戸沢村角川だより3
角川の夏の風物詩、子どもの川入り


出川真也




 昨年と違って、今年は例年にない暑い夏となりました。角川の夏と言えば、昔から川での水遊び(地元では「川入り」と呼んでいます)と魚捕り(「ざっこすめ」)です。夏休みに入ると毎日楽しそうな歓声が川から聞こえてきます。

豊かな川環境と「川入り」「ざっこすめ」
 角川地区は角川を本流にして沢内川、三ッ沢、鹿の沢、鹿入沢、長倉川などいくつもの支流が切れ込んでいます。このような多様な川の環境のため、様々な魚が棲息しています。
 子ども達は、暑い日は川に出かけて、カジカ、イワナ、ヤマメ、ハヤなどを捕まえる「ざっこすめ」を楽しみます。「すめた」(捕まえた)魚は夜、バーベキューの材料となります。私もごちそうになりました。やっぱり天然物はおいしい! 私も、地元の子ども達やおじさん方から川釣りを教えてもらって31センチのヤマメを釣り上げることが出来ました。
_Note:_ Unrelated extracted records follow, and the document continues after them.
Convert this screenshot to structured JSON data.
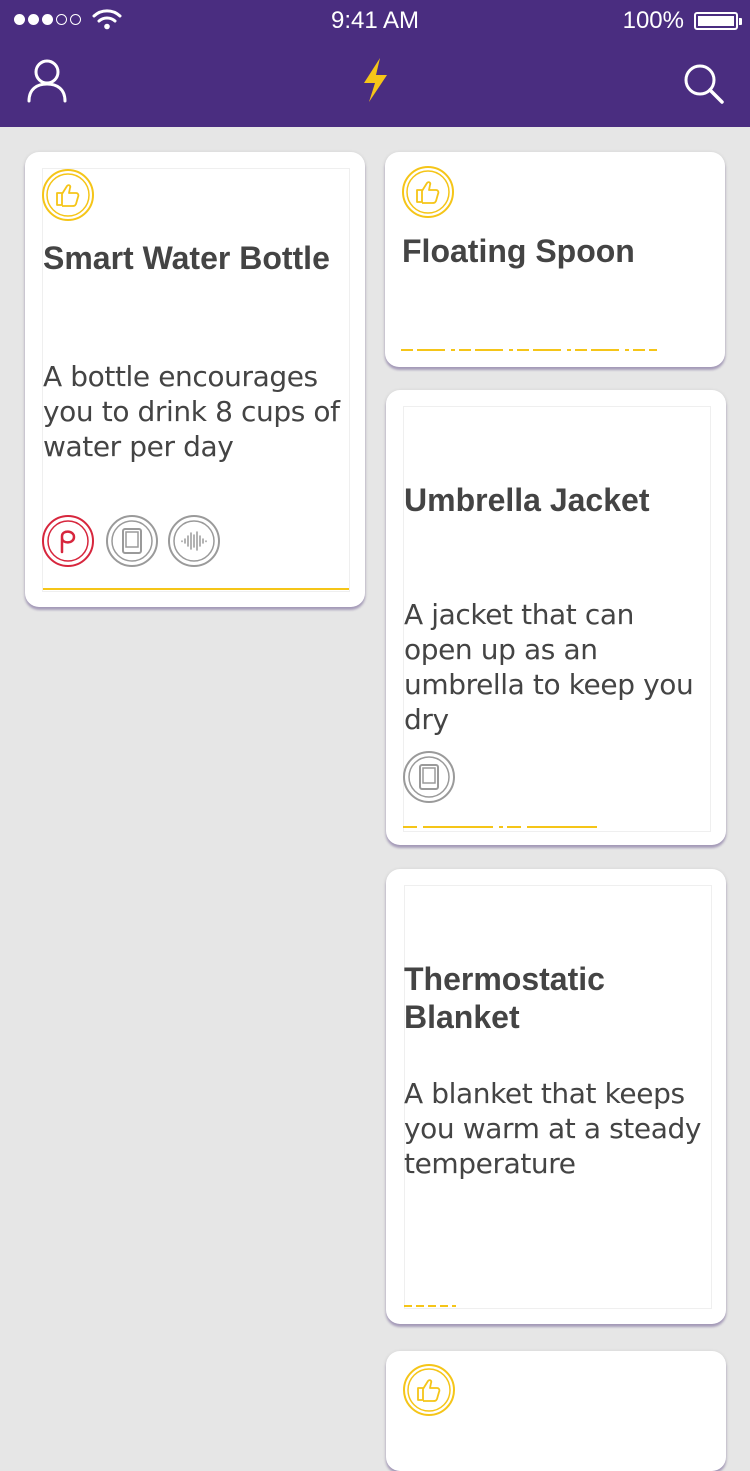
{
  "status_bar": {
    "time": "9:41 AM",
    "battery": "100%",
    "signal_bars_filled": 3,
    "signal_bars_total": 5
  },
  "nav": {
    "profile_icon": "user-icon",
    "center_icon": "lightning-bolt-icon",
    "search_icon": "search-icon"
  },
  "colors": {
    "header": "#4a2d80",
    "accent": "#f5c518",
    "brand_p": "#d7263d",
    "icon_gray": "#9a9a9a",
    "text": "#444444",
    "background": "#e6e6e6"
  },
  "cards": [
    {
      "title": "Smart Water Bottle",
      "description": "A bottle encourages you to drink 8 cups of water per day",
      "liked": true,
      "features": [
        "p-brand-icon",
        "tablet-icon",
        "sound-wave-icon"
      ]
    },
    {
      "title": "Floating Spoon",
      "description": "",
      "liked": true,
      "features": []
    },
    {
      "title": "Umbrella Jacket",
      "description": "A jacket that can open up as an umbrella to keep you dry",
      "liked": false,
      "features": [
        "tablet-icon"
      ]
    },
    {
      "title": "Thermostatic\nBlanket",
      "description": "A blanket that keeps you warm at a steady temperature",
      "liked": false,
      "features": []
    },
    {
      "title": "",
      "description": "",
      "liked": true,
      "features": []
    }
  ]
}
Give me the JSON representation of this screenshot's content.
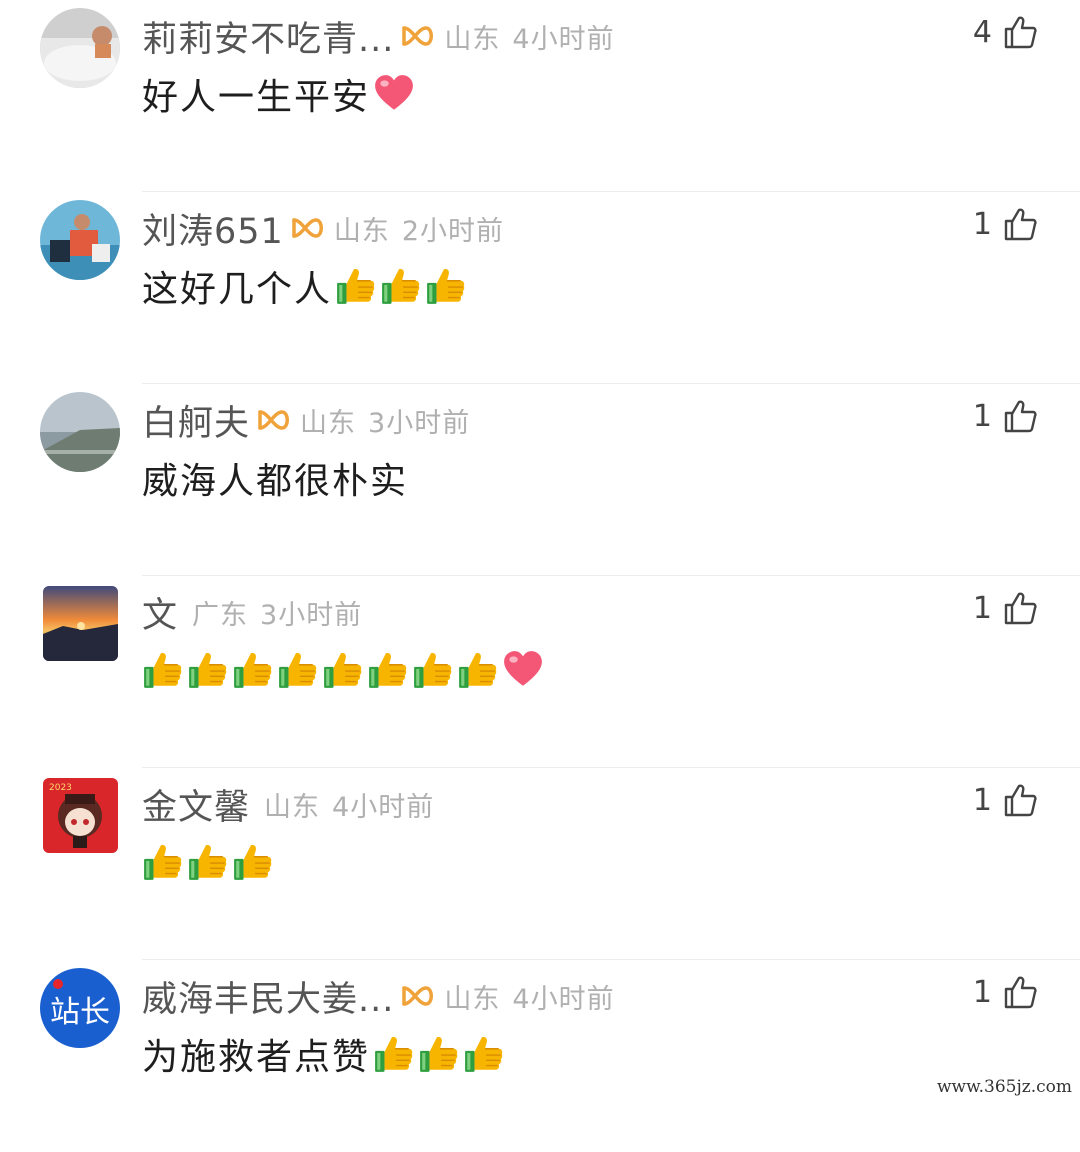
{
  "comments": [
    {
      "user": "莉莉安不吃青...",
      "badge": "gold-ribbon-badge-icon",
      "location": "山东",
      "time": "4小时前",
      "likes": "4",
      "text": "好人一生平安",
      "emojis": [
        "heart"
      ],
      "avatar": "bathtub-photo"
    },
    {
      "user": "刘涛651",
      "badge": "gold-ribbon-badge-icon",
      "location": "山东",
      "time": "2小时前",
      "likes": "1",
      "text": "这好几个人",
      "emojis": [
        "thumbsup",
        "thumbsup",
        "thumbsup"
      ],
      "avatar": "group-photo"
    },
    {
      "user": "白舸夫",
      "badge": "gold-ribbon-badge-icon",
      "location": "山东",
      "time": "3小时前",
      "likes": "1",
      "text": "威海人都很朴实",
      "emojis": [],
      "avatar": "coast-photo"
    },
    {
      "user": "文",
      "badge": null,
      "location": "广东",
      "time": "3小时前",
      "likes": "1",
      "text": "",
      "emojis": [
        "thumbsup",
        "thumbsup",
        "thumbsup",
        "thumbsup",
        "thumbsup",
        "thumbsup",
        "thumbsup",
        "thumbsup",
        "heart"
      ],
      "avatar": "sunset-photo"
    },
    {
      "user": "金文馨",
      "badge": null,
      "location": "山东",
      "time": "4小时前",
      "likes": "1",
      "text": "",
      "emojis": [
        "thumbsup",
        "thumbsup",
        "thumbsup"
      ],
      "avatar": "anime-girl-drawing"
    },
    {
      "user": "威海丰民大姜...",
      "badge": "gold-ribbon-badge-icon",
      "location": "山东",
      "time": "4小时前",
      "likes": "1",
      "text": "为施救者点赞",
      "emojis": [
        "thumbsup",
        "thumbsup",
        "thumbsup"
      ],
      "avatar": "站长-logo"
    }
  ],
  "watermark": "www.365jz.com",
  "colors": {
    "username": "#555555",
    "meta": "#b0b0b0",
    "divider": "#ececec",
    "badge": "#f0a33a"
  }
}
このような豊かな川環境での川入りの伝統は昔から角川地区にはあったようで、川に入って遊ぶことを地域住民も理解し、奨励しています。
 川に親しみ、そこで原体験を積む角川の子ども達。流れのある川で遊ぶのは、本当に体力が必要で、子ども達も生傷が絶えないのですが、彼らは全然気にしていないようです。そして、川入りは男の子だけではなく、女の子も(むしろ女の子の方が多かったりします)やります。住民で運営している角川里の自然環境学校でも川の学校の先生が川釣り大会、いかだ塾など、大人も楽しめるような取り組みをしています。川の学校の先生達は川では特に「感動体験」が重要と言います。その通りかもしれません。海での体験とは違ったドキドキ感が渓流には確かに存在しているようです。

災害とダムの建設、環境の変化
 しかし、このような角川も昔に比べるとかなり変化しているようです。特に川が好きな川の学校の先生達は今の角川の汚れについて心配しています。今、角川は鮎が育たないと言います。それは、砂防ダムが上流部にいくつも(一つの支流に4つも5つもあったりします)できたため、水質が悪化したからだと考えられています。いまだに工事が進められているところが何カ所かあり、工事のために発生する濁りも魚にとって悪いようです。また、ダムのために魚が遡上できず、イワナ、ヤマメも減ってきました。一方で川の歴史に詳しい土地の古老は、かつての角川の豊かな川環境と同時に、災害の恐ろしさをセットで語ることが多いのです、なぜなら砂防ダムによってかつてのようなひどい災害はなくなったからです。このように今、角川では災害対策と自然環境とのバランスをどのようにとっていくかが課題となっているのです。

住民自らで作る新しい角川作りを目指して
 これまで「川づくり」に関して、住民は行政に対して、いわゆる「お願い型」、うまくいかないと「批判型」に終始し、受け身的で積極的に関わることが希薄だったようです。しかし、近年、子ども達に川の文化を伝えようという取り組みの中で川の環境整備を住民自らが申請して行うなどの動きが出てきました。このような活動の中で、行政でも、住民の作業に便利なように新たに川に下りる階段をつくるなどの新たな対応を見せていたりします。
 今後、角川の川作りは、どのように住民と行政がパートナーシップを構築し展開できるかが鍵となることでしょう。川で遊ぶ子ども達の歓声を聞きながら、豊かな里の川環境を次世代につないでいくことを願ってやまないこの頃です。